The locations are different than the destinations. A timeshare company could have three properties in, say, Lake Tahoe, Nevada. Nevada is the destination. Those properties are the locations. Take a look at the properties offered. Some timeshare companies lure you in by showing you their most beautiful property, but upon closer inspection, you’ll find that their others are lack-luster. They may have few amenities, look very dated, and even be in less-than-desirable neighborhoods.

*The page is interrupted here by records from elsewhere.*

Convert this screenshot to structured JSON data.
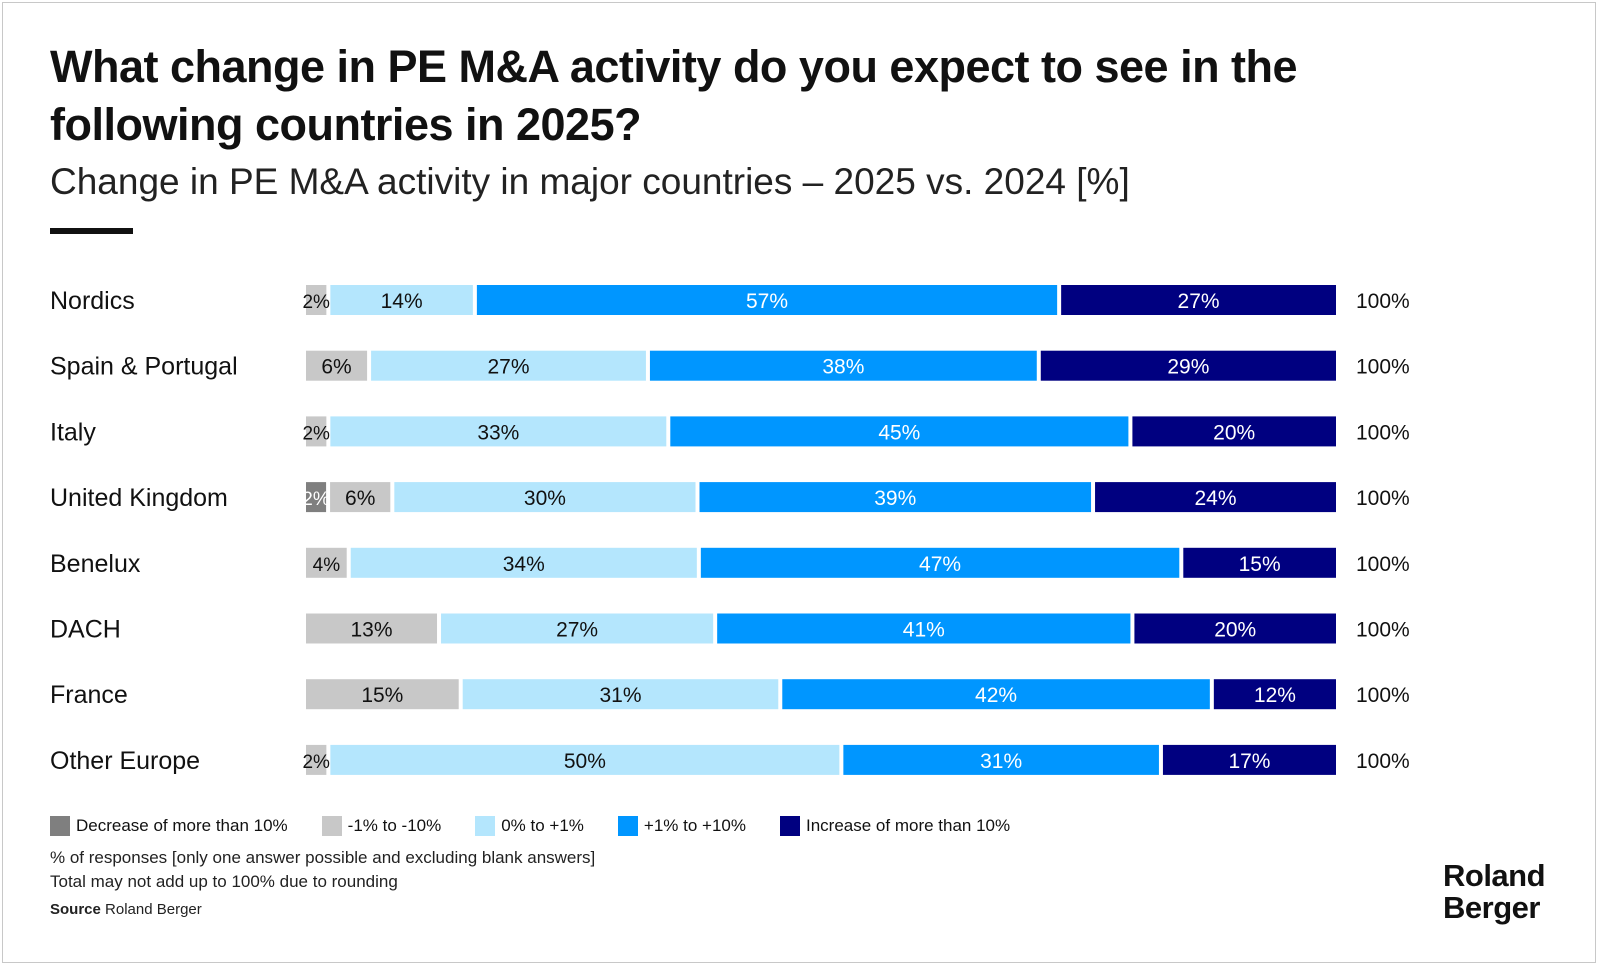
{
  "title": "What change in PE M&A activity do you expect to see in the following countries in 2025?",
  "subtitle": "Change in PE M&A activity in major countries – 2025 vs. 2024 [%]",
  "chart_data": {
    "type": "bar",
    "orientation": "horizontal",
    "stacked": true,
    "categories": [
      "Nordics",
      "Spain & Portugal",
      "Italy",
      "United Kingdom",
      "Benelux",
      "DACH",
      "France",
      "Other Europe"
    ],
    "series": [
      {
        "name": "Decrease of more than 10%",
        "color": "#7f7f7f",
        "text_color": "#ffffff",
        "values": [
          0,
          0,
          0,
          2,
          0,
          0,
          0,
          0
        ]
      },
      {
        "name": "-1% to -10%",
        "color": "#c8c8c8",
        "text_color": "#111111",
        "values": [
          2,
          6,
          2,
          6,
          4,
          13,
          15,
          2
        ]
      },
      {
        "name": "0% to +1%",
        "color": "#b4e6fd",
        "text_color": "#111111",
        "values": [
          14,
          27,
          33,
          30,
          34,
          27,
          31,
          50
        ]
      },
      {
        "name": "+1% to +10%",
        "color": "#0096ff",
        "text_color": "#ffffff",
        "values": [
          57,
          38,
          45,
          39,
          47,
          41,
          42,
          31
        ]
      },
      {
        "name": "Increase of more than 10%",
        "color": "#000080",
        "text_color": "#ffffff",
        "values": [
          27,
          29,
          20,
          24,
          15,
          20,
          12,
          17
        ]
      }
    ],
    "totals": [
      "100%",
      "100%",
      "100%",
      "100%",
      "100%",
      "100%",
      "100%",
      "100%"
    ],
    "value_suffix": "%",
    "legend_position": "bottom",
    "grid": false
  },
  "notes": {
    "responses": "% of responses [only one answer possible and excluding blank answers]",
    "rounding": "Total may not add up to 100% due to rounding",
    "source_label": "Source",
    "source": "Roland Berger"
  },
  "logo": {
    "line1": "Roland",
    "line2": "Berger"
  }
}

What comes with the timeshare?
If you’re looking at just one property, ask what amenities are included, keeping in mind that each thing that isn’t will cost you money. Does the timeshare provide airport pickup or a shuttle from the property into town, reducing the need to pay for taxis? Do you have access to the tennis court and golf course for free, or is that an additional charge? Is parking included? All of these things add up if they aren’t included in your annual fees.
What is the cost, all in?
There can be closing costs, in addition to the up-front fee. There could be commissions to pay. Ask for a very clear rundown of every dollar you’ll have to pay to get into this place. Also, ask for any assessments that may come up every few years. You may find that, in five years, all owners have to pay $1,000 while the property installs new roofs.
Can someone else use it?
It’s common for timeshare holders to want to lend out their property to friends and family. In fact, some purchase timeshares for this very reason. How easy does this timeshare company make it for your loved ones to use the property? Some may charge, for example, a $100 fee per visitor, for each person using the timeshare, when the owner is not present. Some simply do not allow anyone to use the property if the owner is not present.
What would you pay, if you didn’t get this?
This is a good question to ask yourself. In the introduction, we went over what the average American spends annually on vacation. But maybe that wouldn’t apply to you. Maybe you have friends you can stay with in most places. Maybe you just don’t have time to travel often. Figure out what you’d pay to vacation each year, and then through your lifetime, without the timeshare. It should be significantly more than what the timeshare would cost you, to make purchasing a timeshare worth it.
Would there be a profit if I sold it?
One day you may want out of your timeshare. It’s important to know if there would be any resale value in it. The company may be able to provide you a history of resale value and show you what other owners have made on their holdings. You should do your own research on the area. What sort of development is planned? Will it become a more desirable vacation destination throughout the years? Or is it on the decline?
What do others say?
Ask other timeshare holders if they’re happy with the property, and their contract. Look up reviews of the company. Vet them to make sure they are real reviews. Look the company up on the Better Business Bureau. Take note if critical reviews keep appearing.
What’s the contract like?
You should know what sort of contract you’re entering. Is it a five-year? A ten-year? A twenty-year? Is there a fee for exiting early? Are you charged late fees if you don’t pay annual fees on time? What happens if you don’t use your timeshare one year? Can your days roll over into the next?
Who controls HOA fees?
Some timeshare properties operate like a traditional HOA, with the entire property owned and divided up by the actual individuals who use the property. They control the HOA fees. They have say in what happens on the property. Some timeshares operate more like a resort. You have access to it for a very reasonable price, but you have no say in what happens to it. You aren’t invited to board meetings to discuss new changes or fees.
How full is it?
Get a sense for how the company is doing. In most cases, if the company were to go under, your upfront costs would just go down the drain. That $20K you put up is only useful so long as the property still exists. Ask what percentage of units have already sold. Ask how many owners are delinquent on their fees. All of this information gives you some sense of the financial health of the company.